Once I accidentally discovered there was a problem but I didn't think about it too much, until now!!!

I took a passenger and started the trip, but then I got distracted with something and attempted to start the trip - which effectively ended the trip!
There were other drivers around so I kept driving and asked my passenger to re-request the trip (since I was closest, I should have been picked up immediately). They kept getting other drivers for a good 7-8 minute ride all along. then we arrived at their hotel and we kept trying inside the car another 5 minutes. Each and every single time other cars showed up. It was very frustrating. They kept cancelling other cars until eventually I was picked. The whole entire time I was no further than 2 feet away from them - inside the same car!

Then I asked them to allow me drive all the way to exact spot I picked them up and terminate the fare there. It was flat rate, and it charged the same fare, so customers were not impacted by a price differential. But this is puzzling. I am almost sure that the relative location of a driver is not the primary factor for picking up a passenger. but I need to still figure out the rules. It causes unnecessary frustration when you are in a game and don't know the ground rules.


----------



## sts713 (Oct 4, 2014)

I tried they won't let me. They say everyone in Houston must do both. 

Thank you for reaching out.

All of our partner drivers with Uber who have an UberXL registered vehicle also have to be available for an accept UberX calls also. We are sorry but we are unable to remove the ability to accept UberX requests.

I hope this helps and have a great weekend!


----------



## sts713 (Oct 4, 2014)

I have accidentally canceled and the PAX had problems getting me again. I think Uber figures if PAX re-request after driver has ended trip PAX must want different driver.


----------



## Former Yellow Driver (Sep 5, 2014)

sts713 said:


> I tried they won't let me. They say everyone in Houston must do both.


Keep trying. I had to request it a couple of times before I found a CSR that wasn't too lazy to make the change. Hopefully this isn't just your Houston market with some different rules than other places. Good luck!


----------



## sts713 (Oct 4, 2014)

Thanks for the info.

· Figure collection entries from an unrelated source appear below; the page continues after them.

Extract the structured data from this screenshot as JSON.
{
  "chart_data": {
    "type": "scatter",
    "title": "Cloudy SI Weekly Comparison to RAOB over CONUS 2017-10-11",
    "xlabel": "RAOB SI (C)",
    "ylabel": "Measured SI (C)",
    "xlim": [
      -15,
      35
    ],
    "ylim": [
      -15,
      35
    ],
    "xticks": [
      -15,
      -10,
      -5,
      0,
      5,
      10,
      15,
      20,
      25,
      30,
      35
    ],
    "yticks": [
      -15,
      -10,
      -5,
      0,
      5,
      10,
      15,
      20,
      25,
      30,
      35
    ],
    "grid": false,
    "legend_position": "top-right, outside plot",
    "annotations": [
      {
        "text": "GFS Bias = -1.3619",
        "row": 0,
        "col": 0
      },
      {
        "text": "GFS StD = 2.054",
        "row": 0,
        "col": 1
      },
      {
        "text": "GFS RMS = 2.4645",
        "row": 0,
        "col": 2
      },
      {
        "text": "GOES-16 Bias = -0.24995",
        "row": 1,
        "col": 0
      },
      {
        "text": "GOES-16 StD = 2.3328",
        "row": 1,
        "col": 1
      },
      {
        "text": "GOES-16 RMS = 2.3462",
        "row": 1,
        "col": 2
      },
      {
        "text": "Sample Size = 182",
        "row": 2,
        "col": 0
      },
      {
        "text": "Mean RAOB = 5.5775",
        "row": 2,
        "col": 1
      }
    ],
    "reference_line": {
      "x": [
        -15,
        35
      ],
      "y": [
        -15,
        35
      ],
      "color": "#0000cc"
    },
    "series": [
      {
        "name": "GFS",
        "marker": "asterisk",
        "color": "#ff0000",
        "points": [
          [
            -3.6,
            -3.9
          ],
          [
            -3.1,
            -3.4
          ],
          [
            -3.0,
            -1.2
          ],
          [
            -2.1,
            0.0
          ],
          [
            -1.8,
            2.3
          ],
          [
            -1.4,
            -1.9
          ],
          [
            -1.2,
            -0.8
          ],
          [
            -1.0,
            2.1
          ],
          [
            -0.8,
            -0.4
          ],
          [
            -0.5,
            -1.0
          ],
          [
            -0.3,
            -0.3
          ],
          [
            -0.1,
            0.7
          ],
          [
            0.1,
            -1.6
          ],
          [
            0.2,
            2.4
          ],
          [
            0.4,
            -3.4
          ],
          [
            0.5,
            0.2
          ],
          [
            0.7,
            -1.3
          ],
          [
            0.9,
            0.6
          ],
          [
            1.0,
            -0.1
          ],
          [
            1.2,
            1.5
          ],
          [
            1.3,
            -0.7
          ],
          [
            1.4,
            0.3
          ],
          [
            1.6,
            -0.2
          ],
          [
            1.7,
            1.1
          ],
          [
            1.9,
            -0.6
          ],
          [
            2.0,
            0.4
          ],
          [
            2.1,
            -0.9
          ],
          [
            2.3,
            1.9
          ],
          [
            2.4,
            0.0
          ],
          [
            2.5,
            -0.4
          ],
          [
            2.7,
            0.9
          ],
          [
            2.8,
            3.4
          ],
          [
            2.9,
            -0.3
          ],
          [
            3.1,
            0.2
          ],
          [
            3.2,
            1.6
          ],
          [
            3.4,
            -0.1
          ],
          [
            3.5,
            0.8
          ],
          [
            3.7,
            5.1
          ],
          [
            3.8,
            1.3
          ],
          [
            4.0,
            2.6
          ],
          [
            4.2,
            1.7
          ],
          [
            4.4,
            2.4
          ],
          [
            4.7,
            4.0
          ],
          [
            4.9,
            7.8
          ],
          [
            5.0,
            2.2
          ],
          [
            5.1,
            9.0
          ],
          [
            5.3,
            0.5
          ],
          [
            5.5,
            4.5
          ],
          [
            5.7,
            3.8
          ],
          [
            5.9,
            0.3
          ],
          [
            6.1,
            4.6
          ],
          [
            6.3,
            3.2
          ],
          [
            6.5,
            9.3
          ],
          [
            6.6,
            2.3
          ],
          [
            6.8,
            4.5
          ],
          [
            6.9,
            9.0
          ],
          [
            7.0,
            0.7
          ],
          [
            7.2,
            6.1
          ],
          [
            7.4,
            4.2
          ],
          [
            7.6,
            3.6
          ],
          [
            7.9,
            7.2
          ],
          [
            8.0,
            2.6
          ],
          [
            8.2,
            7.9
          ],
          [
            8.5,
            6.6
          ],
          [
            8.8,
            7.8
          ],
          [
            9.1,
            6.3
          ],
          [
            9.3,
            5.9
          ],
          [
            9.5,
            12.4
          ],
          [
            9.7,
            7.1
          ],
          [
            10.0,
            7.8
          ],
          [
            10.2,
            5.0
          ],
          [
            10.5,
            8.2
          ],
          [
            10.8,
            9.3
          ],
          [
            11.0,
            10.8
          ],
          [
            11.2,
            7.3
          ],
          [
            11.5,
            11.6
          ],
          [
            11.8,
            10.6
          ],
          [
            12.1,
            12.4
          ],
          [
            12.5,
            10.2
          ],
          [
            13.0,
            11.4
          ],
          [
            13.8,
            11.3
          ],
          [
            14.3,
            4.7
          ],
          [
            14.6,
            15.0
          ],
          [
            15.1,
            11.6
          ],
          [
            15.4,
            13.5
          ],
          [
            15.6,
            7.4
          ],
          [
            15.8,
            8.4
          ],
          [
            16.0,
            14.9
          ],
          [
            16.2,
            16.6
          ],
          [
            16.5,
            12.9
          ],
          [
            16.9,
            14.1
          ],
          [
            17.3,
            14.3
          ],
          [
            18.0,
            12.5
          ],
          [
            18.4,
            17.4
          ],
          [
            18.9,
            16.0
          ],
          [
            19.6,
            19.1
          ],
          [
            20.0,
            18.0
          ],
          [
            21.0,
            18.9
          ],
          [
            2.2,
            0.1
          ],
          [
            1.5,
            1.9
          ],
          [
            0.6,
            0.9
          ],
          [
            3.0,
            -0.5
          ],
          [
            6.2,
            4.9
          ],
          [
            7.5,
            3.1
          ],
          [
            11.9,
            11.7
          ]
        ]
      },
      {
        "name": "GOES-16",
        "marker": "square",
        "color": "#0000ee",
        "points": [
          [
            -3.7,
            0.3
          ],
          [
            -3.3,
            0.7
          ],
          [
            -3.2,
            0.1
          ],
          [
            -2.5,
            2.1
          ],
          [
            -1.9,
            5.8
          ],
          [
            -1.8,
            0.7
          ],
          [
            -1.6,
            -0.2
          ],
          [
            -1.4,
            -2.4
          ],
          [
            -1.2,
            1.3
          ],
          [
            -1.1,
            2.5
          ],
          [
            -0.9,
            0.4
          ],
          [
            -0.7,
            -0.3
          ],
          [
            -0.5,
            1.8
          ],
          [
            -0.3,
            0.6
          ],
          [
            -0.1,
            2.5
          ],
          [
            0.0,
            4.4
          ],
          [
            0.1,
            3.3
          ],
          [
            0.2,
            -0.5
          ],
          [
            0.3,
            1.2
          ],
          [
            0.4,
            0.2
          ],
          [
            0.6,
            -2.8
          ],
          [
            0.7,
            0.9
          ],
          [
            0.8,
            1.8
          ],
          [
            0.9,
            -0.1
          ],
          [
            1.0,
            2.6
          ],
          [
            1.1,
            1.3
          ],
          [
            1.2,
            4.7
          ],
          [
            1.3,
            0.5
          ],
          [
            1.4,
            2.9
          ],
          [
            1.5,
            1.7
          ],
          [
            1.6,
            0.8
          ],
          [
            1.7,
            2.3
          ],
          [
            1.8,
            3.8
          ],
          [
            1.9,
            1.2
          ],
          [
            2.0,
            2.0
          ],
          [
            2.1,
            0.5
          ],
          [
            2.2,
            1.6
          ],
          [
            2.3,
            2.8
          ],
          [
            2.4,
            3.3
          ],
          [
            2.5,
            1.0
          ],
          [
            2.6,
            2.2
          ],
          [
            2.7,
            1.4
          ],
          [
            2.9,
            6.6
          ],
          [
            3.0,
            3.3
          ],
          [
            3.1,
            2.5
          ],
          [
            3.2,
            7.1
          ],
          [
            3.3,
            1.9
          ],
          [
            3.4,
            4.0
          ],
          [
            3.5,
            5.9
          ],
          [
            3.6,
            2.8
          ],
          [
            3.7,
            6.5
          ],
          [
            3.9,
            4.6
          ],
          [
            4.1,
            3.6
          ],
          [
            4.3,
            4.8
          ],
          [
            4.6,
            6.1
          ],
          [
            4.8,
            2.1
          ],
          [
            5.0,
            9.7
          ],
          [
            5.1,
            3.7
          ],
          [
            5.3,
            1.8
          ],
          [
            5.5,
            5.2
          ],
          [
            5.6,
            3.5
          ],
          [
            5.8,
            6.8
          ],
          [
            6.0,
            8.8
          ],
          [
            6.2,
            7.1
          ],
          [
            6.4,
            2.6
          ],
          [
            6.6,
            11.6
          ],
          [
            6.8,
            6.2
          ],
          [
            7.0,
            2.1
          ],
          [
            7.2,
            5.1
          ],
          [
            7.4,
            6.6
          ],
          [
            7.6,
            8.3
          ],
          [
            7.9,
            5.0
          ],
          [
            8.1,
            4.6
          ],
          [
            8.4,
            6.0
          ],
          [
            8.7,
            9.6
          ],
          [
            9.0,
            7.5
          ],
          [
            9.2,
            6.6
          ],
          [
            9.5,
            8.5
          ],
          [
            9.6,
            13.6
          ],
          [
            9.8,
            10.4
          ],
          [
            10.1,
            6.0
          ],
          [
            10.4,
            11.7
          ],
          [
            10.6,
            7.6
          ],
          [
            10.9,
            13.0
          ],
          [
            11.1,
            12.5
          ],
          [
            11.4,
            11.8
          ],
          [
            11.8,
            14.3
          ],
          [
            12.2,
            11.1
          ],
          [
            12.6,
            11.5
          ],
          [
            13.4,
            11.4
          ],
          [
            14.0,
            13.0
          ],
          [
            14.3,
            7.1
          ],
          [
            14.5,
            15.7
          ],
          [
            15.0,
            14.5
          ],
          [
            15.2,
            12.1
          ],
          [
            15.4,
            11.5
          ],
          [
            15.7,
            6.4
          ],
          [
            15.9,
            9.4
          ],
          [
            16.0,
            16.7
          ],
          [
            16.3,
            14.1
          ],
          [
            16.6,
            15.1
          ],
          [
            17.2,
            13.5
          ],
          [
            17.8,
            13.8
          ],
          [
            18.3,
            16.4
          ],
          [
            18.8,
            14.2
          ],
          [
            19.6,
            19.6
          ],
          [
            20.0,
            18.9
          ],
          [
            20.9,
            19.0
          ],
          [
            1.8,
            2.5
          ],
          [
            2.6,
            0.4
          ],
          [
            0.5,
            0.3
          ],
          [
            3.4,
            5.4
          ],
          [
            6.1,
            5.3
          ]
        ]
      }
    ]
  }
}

I will try again


----------



## pengduck (Sep 26, 2014)

UberXTampa said:


> Once I accidentally discovered there was a problem but I didn't think about it too much, until now!!!
> 
> I took a passenger and started the trip, but then I got distracted with something and attempted to start the trip - which effectively ended the trip!
> There were other drivers around so I kept driving and asked my passenger to re-request the trip (since I was closest, I should have been picked up immediately). They kept getting other drivers for a good 7-8 minute ride all along. then we arrived at their hotel and we kept trying inside the car another 5 minutes. Each and every single time other cars showed up. It was very frustrating. They kept cancelling other cars until eventually I was picked. The whole entire time I was no further than 2 feet away from them - inside the same car!
> ...


I think Uber might have something in the app that you have to be a certain distance apart. This would stop people from giving out their number to riders.


----------



## sts713 (Oct 4, 2014)

No cause i do it all the time. It is only after ending trip that it is hard to get it back. Requesting a new trip w/PAX in car is no problem. I often have PAX in car when they request ride and always get it.


----------



## Elmoooy (Sep 3, 2014)

sts713 said:


> The lowest i picked up was the 2.7 that i posted about, but if I'm out driving i will pickup anyone, rating doesn't matter to me. If a ping comes i go. The PAX I've had problems with have all been highly rated so ratings don't matter. After a week of trying to accept only xl rides, my acceptance rate fell off and i began getting messages that i would be deactivated if i didn't improve, fell to 23% now back at 78%. Since then i accept everything, if I'm out driving.


I think if you are on XL you should be able to switch to XL pings only.


----------